Será que vale a pena tentar mantê-los no padrão de sempre – medalhão estrangeiro na conferência de abertura, sacolinha ecológica com livro de resumo e canetinha, coffee break com pão de queijo para que a fome não acirre os ânimos e faça as discussões desandarem?
Sem apoio, o “padrão de sempre” significa taxas de inscrição batendo nos mil reais.
O financiamento não vem pelo outro lado, já que os programas de pós-graduação também estão com suas verbas estranguladas. De qualquer jeito, mesmo que eles financiassem as participações, a taxa de inscrição estratosférica significaria mais uma vantagem para os programas consolidados e portanto melhor financiados, em geral no Sudeste do país, em detrimento das periferias.
Wikimedia Commons
Fachada da Universidade Federal do Rio de Janeiro
E agora, aliás, nem isso: a inacreditável portaria do ministro da “Educassão” proíbe a participação de múltiplos docentes da mesma instituição num mesmo evento.
Ingênuo, pensei no começo que era uma demonstração de ignorância sobre o sentido de um evento científico – que não é para discutir com os pares, mas para fazer representação institucional. Ou, no máximo, uma feira de ciências.
Claro que não é isso. É que no projeto de país de Guedes e Bolsonaro a pesquisa é inútil (pois nosso papel no mundo é subordinado mesmo), quando não perigosa.
Não seria melhor adaptar os eventos à nova realidade – abraçar a precariedade, em vez de escamoteá-la, e usá-la como estímulo para nosso debate e nossa resistência?
Ou mesmo cancelar, como manifestação de protesto, aquilo que não tem como ser mantido?
Com as revistas científicas, o movimento de acomodação é pior ainda. Com o corte profundo no financiamento, que aliás sempre foi insuficiente, começa um movimento para cobrar dos autores pela publicação.
Alguns periódicos já estão implantando a medida. Outro dia recebi um pedido de parecer. Fui olhar as regras de submissão, como sempre faço antes de emitir um parecer, e estava lá: caso o artigo seja aprovado, há taxa de mil reais para a publicação.
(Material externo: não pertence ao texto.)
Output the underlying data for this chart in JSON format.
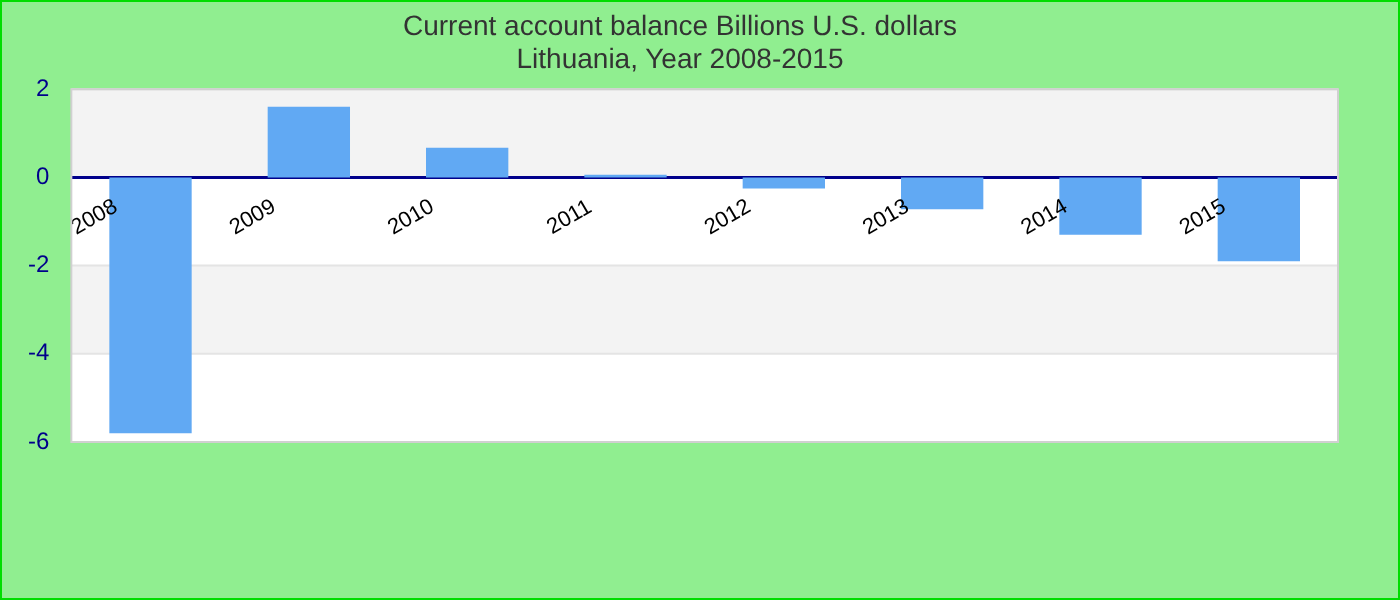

Sei de outros periódicos que estão discutindo a cobrança.
Quem vai publicar, então? O pesquisador vinculado a um programa forte, que ainda tenha recursos para bancar a taxa de publicação, reforçando as disparidades regionais. O pesquisador sênior que ainda consiga alavancar um dos poucos financiamentos de pesquisa disponíveis. E, claro, um ou outro filhinho de papai, que pague do próprio bolso.
Essa é a ciência que nos queremos?
Seria melhor aproveitar para mandar as exigências do Qualis e do Scielo praquele lugar e buscar formas alternativas de publicização das pesquisas.
Contratações suspensas, dinheiro minguando, desrespeito às instâncias democráticas, portarias restritivas absurdas, ofensas públicas permanentes e perseguição ideológica. O que falta, neste pacote, para que se assuma de vez que não, não está tudo bem?